Martech Business Solutions Blog
Tip of the Week: Learn How to Map a Network Drive to Create a Shared Network
Many businesses rely on the concept of a shared network, where all computers have access to centralized folders and drives so documents can be accessed by everyone. While it is likely that your IT department has already taken care of the nitty-gritty details of this, we thought it might be helpful to put together a short guide on how you can map a network on your personal device on the off-chance you want to set up a shared network for your own personal reasons.
Keep in mind that, as always with technology, if you don’t understand how to do something, you should rely on experts like those at Martech Business Solutions. We can handle the tough work ourselves or walk you through the process one step at a time.

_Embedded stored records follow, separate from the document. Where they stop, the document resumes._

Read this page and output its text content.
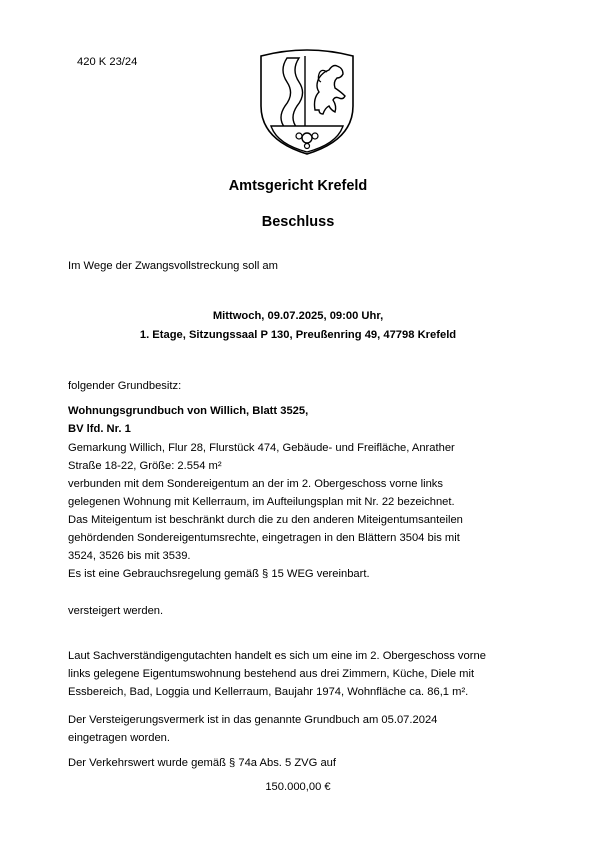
420 K 23/24
Amtsgericht Krefeld
Beschluss
Im Wege der Zwangsvollstreckung soll am
Mittwoch, 09.07.2025, 09:00 Uhr,
1. Etage, Sitzungssaal P 130, Preußenring 49, 47798 Krefeld
folgender Grundbesitz:
Wohnungsgrundbuch von Willich, Blatt 3525,
BV lfd. Nr. 1
Gemarkung Willich, Flur 28, Flurstück 474, Gebäude- und Freifläche, Anrather
Straße 18-22, Größe: 2.554 m²
verbunden mit dem Sondereigentum an der im 2. Obergeschoss vorne links
gelegenen Wohnung mit Kellerraum, im Aufteilungsplan mit Nr. 22 bezeichnet.
Das Miteigentum ist beschränkt durch die zu den anderen Miteigentumsanteilen
gehördenden Sondereigentumsrechte, eingetragen in den Blättern 3504 bis mit
3524, 3526 bis mit 3539.
Es ist eine Gebrauchsregelung gemäß § 15 WEG vereinbart.
versteigert werden.
Laut Sachverständigengutachten handelt es sich um eine im 2. Obergeschoss vorne
links gelegene Eigentumswohnung bestehend aus drei Zimmern, Küche, Diele mit
Essbereich, Bad, Loggia und Kellerraum, Baujahr 1974, Wohnfläche ca. 86,1 m².
Der Versteigerungsvermerk ist in das genannte Grundbuch am 05.07.2024
eingetragen worden.
Der Verkehrswert wurde gemäß § 74a Abs. 5 ZVG auf
150.000,00 €
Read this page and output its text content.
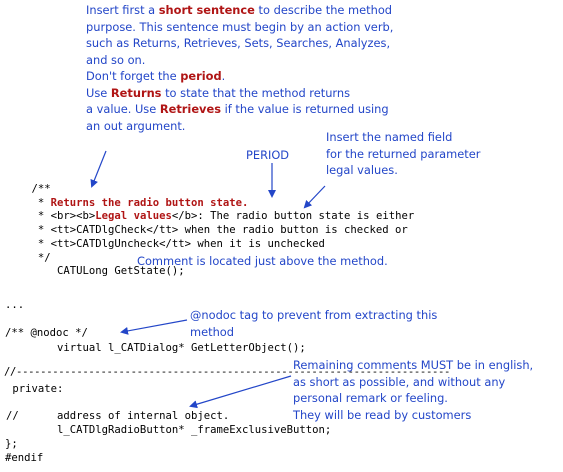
Insert first a short sentence to describe the method
purpose. This sentence must begin by an action verb,
such as Returns, Retrieves, Sets, Searches, Analyzes,
and so on.
Don't forget the period.
Use Returns to state that the method returns
a value. Use Retrieves if the value is returned using
an out argument.
PERIOD
Insert the named field
for the returned parameter
legal values.
/**
* Returns the radio button state.
* <br><b>Legal values</b>: The radio button state is either
* <tt>CATDlgCheck</tt> when the radio button is checked or
* <tt>CATDlgUncheck</tt> when it is unchecked
*/
CATULong GetState();
Comment is located just above the method.
...
@nodoc tag to prevent from extracting this
method
/** @nodoc */
virtual l_CATDialog* GetLetterObject();
//------------------------------------------------------------------------
Remaining comments MUST be in english,
as short as possible, and without any
personal remark or feeling.
They will be read by customers
private:
//      address of internal object.
l_CATDlgRadioButton* _frameExclusiveButton;
};
#endif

In its simplest terms, when you “map” a network drive to your device, you are creating a quick way for you to access files stored on your shared network. Windows 10 makes this process remarkably simple. The first step is to turn on network discovery so you can actually find the network you want to map to your device. To do this, navigate to your Control Panel and select the View Network Status and Tasks option. Next, select from the left pane the option for Change Advanced Sharing Settings. Make sure that the option for Turn on Network Discovery is checked, then Save your changes.
Now it’s time to actually map the drive. First, click on This PC in the File Explorer. Next, select Map Network Drive from the options at the top of the window. This opens up the window for Map Network Drive. You will see options to select a drive to map, as well as the folder path for your drive. You can browse files here if you’d like to look for a proper location for your drive. When you are done, hit Finish.
And… that’s it! You can check the box for Reconnect at Sign-In if you’d like the process to be easier moving forward, but otherwise, you should be all set.
Keep in mind that domain policies on your network might not simply allow any user to do this—this is intentional. Depending on how your network is configured, and how much access you want your users to have, this might be something IT has to do for you.